Formal Verification. In addition to vulnerability detection, there have also been works on checking smart contracts against user-defined policy. F* [5] chooses a subset of EVM and Solidity to translate bytecode and source code of the smart contracts into F* respectively. This translated program is then verified by the F*-based verifier against the defined-assertions of users. However, the capability of F* is limited at processing over a small subset of EVM which does not contain loop. In another work of Kalra et al. [13], the formal verification is supported by Zeus framework. Similar to F*, Zeus also translates both smart contracts’ source code and bytecode into an intermediate representation based on LLVM, then starts the verification by using an SMT-based solver.

8 Conclusion

This paper expands the taxonomy of vulnerabilities in smart contracts with new types of attacks. For each vulnerability, we also propose methods to detect its attack vectors and demonstrated them in Abbe—the detecting tool. Abbe can detect seven kinds of attacks with good performance. Especially, our tool can detect all attacks which related to vulnerabilities in Solidity level and some other kinds of attack with zero false positives. Because our methodology is based on verifying all modifications on smart contract storage, not only the known attacks can be detected, but zero-day attack patterns can also be discovered.

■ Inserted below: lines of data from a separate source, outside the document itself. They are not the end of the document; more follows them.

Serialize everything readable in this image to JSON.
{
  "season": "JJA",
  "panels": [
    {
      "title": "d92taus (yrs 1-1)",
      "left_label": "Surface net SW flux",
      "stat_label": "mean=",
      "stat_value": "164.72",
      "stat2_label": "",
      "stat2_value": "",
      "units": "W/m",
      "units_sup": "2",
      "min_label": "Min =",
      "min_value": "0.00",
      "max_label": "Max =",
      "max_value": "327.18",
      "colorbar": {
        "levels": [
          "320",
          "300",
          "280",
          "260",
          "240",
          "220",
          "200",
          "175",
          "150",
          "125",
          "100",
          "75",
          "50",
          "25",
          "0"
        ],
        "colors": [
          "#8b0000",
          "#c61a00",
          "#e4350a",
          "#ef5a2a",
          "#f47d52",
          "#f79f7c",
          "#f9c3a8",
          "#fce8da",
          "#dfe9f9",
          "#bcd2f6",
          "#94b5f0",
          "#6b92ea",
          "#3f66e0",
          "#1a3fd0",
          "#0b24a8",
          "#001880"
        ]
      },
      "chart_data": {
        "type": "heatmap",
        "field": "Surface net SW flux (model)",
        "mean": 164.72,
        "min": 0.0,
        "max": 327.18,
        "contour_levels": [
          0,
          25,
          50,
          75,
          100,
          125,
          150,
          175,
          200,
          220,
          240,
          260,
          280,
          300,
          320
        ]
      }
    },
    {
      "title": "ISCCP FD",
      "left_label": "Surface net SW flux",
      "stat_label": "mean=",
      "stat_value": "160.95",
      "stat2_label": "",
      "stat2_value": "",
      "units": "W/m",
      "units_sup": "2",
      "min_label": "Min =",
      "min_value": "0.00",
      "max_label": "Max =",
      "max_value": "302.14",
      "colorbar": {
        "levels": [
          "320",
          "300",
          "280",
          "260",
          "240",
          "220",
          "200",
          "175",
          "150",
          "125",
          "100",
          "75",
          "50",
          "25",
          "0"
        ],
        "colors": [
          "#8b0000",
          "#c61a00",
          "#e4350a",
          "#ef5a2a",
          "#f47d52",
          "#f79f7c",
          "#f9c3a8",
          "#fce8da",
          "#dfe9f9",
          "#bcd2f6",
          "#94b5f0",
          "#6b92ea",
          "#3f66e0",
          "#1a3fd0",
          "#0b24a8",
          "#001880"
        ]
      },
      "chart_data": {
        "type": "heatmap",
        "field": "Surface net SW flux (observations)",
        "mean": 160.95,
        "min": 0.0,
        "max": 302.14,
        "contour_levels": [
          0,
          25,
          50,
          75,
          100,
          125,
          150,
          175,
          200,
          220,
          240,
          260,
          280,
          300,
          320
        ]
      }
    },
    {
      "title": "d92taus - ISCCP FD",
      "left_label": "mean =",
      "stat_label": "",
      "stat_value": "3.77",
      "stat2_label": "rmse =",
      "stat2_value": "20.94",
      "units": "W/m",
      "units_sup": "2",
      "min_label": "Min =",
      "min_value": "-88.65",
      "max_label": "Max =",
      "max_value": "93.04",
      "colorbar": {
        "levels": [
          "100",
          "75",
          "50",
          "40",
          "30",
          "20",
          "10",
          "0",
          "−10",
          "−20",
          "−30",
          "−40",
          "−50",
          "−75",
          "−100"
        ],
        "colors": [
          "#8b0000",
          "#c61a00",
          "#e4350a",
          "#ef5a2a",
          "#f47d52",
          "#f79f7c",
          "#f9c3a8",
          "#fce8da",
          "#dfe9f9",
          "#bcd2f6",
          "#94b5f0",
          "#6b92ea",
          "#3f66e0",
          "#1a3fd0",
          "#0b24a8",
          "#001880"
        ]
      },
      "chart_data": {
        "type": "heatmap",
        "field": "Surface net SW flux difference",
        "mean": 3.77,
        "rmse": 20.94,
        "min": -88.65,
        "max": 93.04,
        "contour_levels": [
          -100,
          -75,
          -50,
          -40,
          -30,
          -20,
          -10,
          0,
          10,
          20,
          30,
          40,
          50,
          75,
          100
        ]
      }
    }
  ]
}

For the intermediate future, we are working on conducting tests at a larger scale on the mainnet of Ethereum and other blockchain networks that support smart contracts written in Solidity. In order to potentially identify undefined-attacks, we also plan to apply data mining techniques based on the previous transactions in the contract’s history. Further work using data classification model may allow security threats that exploit smart contract vulnerabilities can be detected in a higher efficiency.